Hacks and the general public wondered why Joe Rickets bought Gothamist and DNAinfo a few months ago. The magazines had been critical of Rickets and articles that referred to him disappeared overnight.

But the site seemed to be continuing until hacks thought it might be a good idea to form a union. This appeared to be the last straw for Rickets who shut the magazine down without warning.

Rickets did not even try to sell the magazines; he just wrote off his entire investment.

What was alarming about the move was that it was local news that was hit. It will mean fewer media coverage of local corruption and street-level news.

Newsweek said DNAinfo had been reporting on undercover neighbourhoods in New York and Chicago for eight years.
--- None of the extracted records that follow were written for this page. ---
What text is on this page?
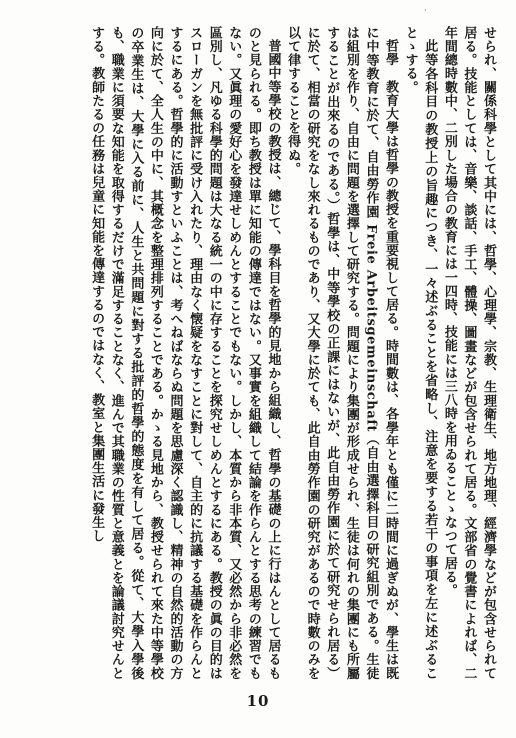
·

せられ、關係科學として其中には、哲學、心理學、宗教、生理衛生、地方地理、經濟學などが包含せられて居る。技能としては、音樂、談話、手工、體操、圖畫などが包含せられて居る。文部省の覺書によれば、二年間總時數中、二別した場合の教育には一四時、技能には三八時を用ゐることゝなつて居る。

此等各科目の教授上の旨趣につき、一々述ぶることを省略し、注意を要する若干の事項を左に述ぶることゝする。

哲學　教育大學は哲學の教授を重要視して居る。時間數は、各學年とも僅に二時間に過ぎぬが、學生は既に中等教育に於て、自由勞作園 Freie Arbeitsgemeinschaft（自由選擇科目の研究組別である。生徒は組別を作り、自由に問題を選擇して研究する。問題により集團が形成せられ、生徒は何れの集團にも所屬することが出來るのである。）哲學は、中等學校の正課にはないが、此自由勞作園に於て研究せられ居る）に於て、相當の研究をなし來れるものであり、又大學に於ても、此自由勞作園の研究があるので時數のみを以て律することを得ぬ。

普國中等學校の教授は、總じて、學科目を哲學的見地から組織し、哲學の基礎の上に行はんとして居るものと見られる。即ち教授は單に知能の傳達ではない。又事實を組織して結論を作らんとする思考の練習でもない。又眞理の愛好心を發達せしめんとすることでもない。しかし、本質から非本質、又必然から非必然を區別し、凡ゆる科學的問題は大なる統一の中に存することを探究せしめんとするにある。教授の眞の目的はスローガンを無批評に受け入れたり、理由なく懐疑をなすことに對して、自主的に抗議する基礎を作らんとするにある。哲學的に活動すといふことは、考へねばならぬ問題を思慮深く認識し、精神の自然的活動の方向に於て、全人生の中に、其概念を整理排列することである。かゝる見地から、教授せられて來た中等學校の卒業生は、大學に入る前に、人生と共問題に對する批評的哲學的態度を有して居る。從て、大學入學後も、職業に須要な知能を取得するだけで滿足することなく、進んで其職業の性質と意義とを論議討究せんとする。教師たるの任務は兒童に知能を傳達するのではなく、教室と集團生活に發生し

10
Its journalists reported on crooked landlords, police brutality, City Council races, community members and all manner of local dysfunction. Gothamist, which mixed original reporting with fun, the irreverent blogging and aggregation, served as a digital heart of the city for more than a decade.

Newsweek pointed out that the only people who benefit from DNAinfo being shuttered were billionaires and dodgy landlords who DNAinfo reported critically on over the years.

But the case is alarming. It has been a little more than a year since a lawsuit secretly funded by billionaire Peter Thiel resulted in the shuttering of Gawker.com. Small online magazines can easily be shuttered by those with lots of cash.